Конечно, все они поехали на виллу к сэру Джону. И, конечно, неизбежно, без сомнений, все пришли к купанию нагишом в бассейне с подводными фонарями. И вправду «домашний шпион», который сегодня в своем отеле все слышал о вчерашней вечеринке, сопел, как дикий бык, чтобы поскорее началось Шоу. Конечно, оно началось не сразу, сначала была холодная индейка, и для первого акта все благопристойно надели плавки и бикини в раздельных раздевалках, но наконец пришел момент, когда одна из манекенщиц пожаловалась на тесноту всяких купальников, даже бикини, и, выскользнув из этих двух носовых платочков, швырнула их на край бассейна.
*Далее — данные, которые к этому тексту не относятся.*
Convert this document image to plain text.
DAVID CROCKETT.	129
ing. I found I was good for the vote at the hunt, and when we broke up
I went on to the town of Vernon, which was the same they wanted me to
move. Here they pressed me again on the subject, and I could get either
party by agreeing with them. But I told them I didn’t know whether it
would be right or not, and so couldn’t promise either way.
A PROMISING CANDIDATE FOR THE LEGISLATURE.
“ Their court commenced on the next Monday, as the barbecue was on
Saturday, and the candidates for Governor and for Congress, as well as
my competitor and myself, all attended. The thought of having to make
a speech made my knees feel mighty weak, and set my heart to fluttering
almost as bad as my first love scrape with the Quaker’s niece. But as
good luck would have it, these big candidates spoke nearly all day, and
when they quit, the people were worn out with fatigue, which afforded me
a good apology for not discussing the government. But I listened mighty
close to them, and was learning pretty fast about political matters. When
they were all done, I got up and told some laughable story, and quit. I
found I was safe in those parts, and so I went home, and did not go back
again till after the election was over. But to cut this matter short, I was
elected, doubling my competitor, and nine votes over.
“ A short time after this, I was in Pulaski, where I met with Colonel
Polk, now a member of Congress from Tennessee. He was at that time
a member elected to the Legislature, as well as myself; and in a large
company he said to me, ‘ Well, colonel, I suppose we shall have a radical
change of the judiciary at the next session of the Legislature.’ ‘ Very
Это был сигнал. И именно тогда Лаки взбунтовалась.

Во-первых, она была не в бикини, а в закрытом купальнике олимпийского типа из тонкого двойного нейлона. Она сказала, что в бикини фигура у нее слегка пышновата. Она в одиночестве медленно и лениво четыре-пять раз переплыла бассейн, и было видно, что вообще она плавает мало, а затем вскарабкалась на край бассейна и села, подтянув одну ногу вверх и опершись щекой о колено и задумчиво (и вовсе не счастливо) глядела, как будто заранее точно знала, что произойдет. Грант плавал вокруг нее, нырял и плескался, наслаждаясь теперь уже по-странному любительским плаванием без ласт и маски и иногда целуя ее опущенную в воду ногу. Но когда первая манекенщица сбросила бикини, она вытащила ногу из воды, встала и пошла к мелкому концу бассейна, ближнему от дома, и села в одно из плетеных кресел в темноте. Грант пошел за ней.

— Эй! В чем дело?

Она свернулась в кресле малюсеньким клубочком, как зародыш.

— Может быть, я не знаю твоих вкусов, — сказала она тихо, — может быть, мы все-таки недостаточно знаем друга друга, но я не участвую в оргиях.

— Эй! Эй! Погоди!

— Когда я говорила тебе, что спала с четырьмястами мужчинами, это была более или менее округленная цифра, а может, и точная. Но я никогда не спала втроем или в группах. Без оргий.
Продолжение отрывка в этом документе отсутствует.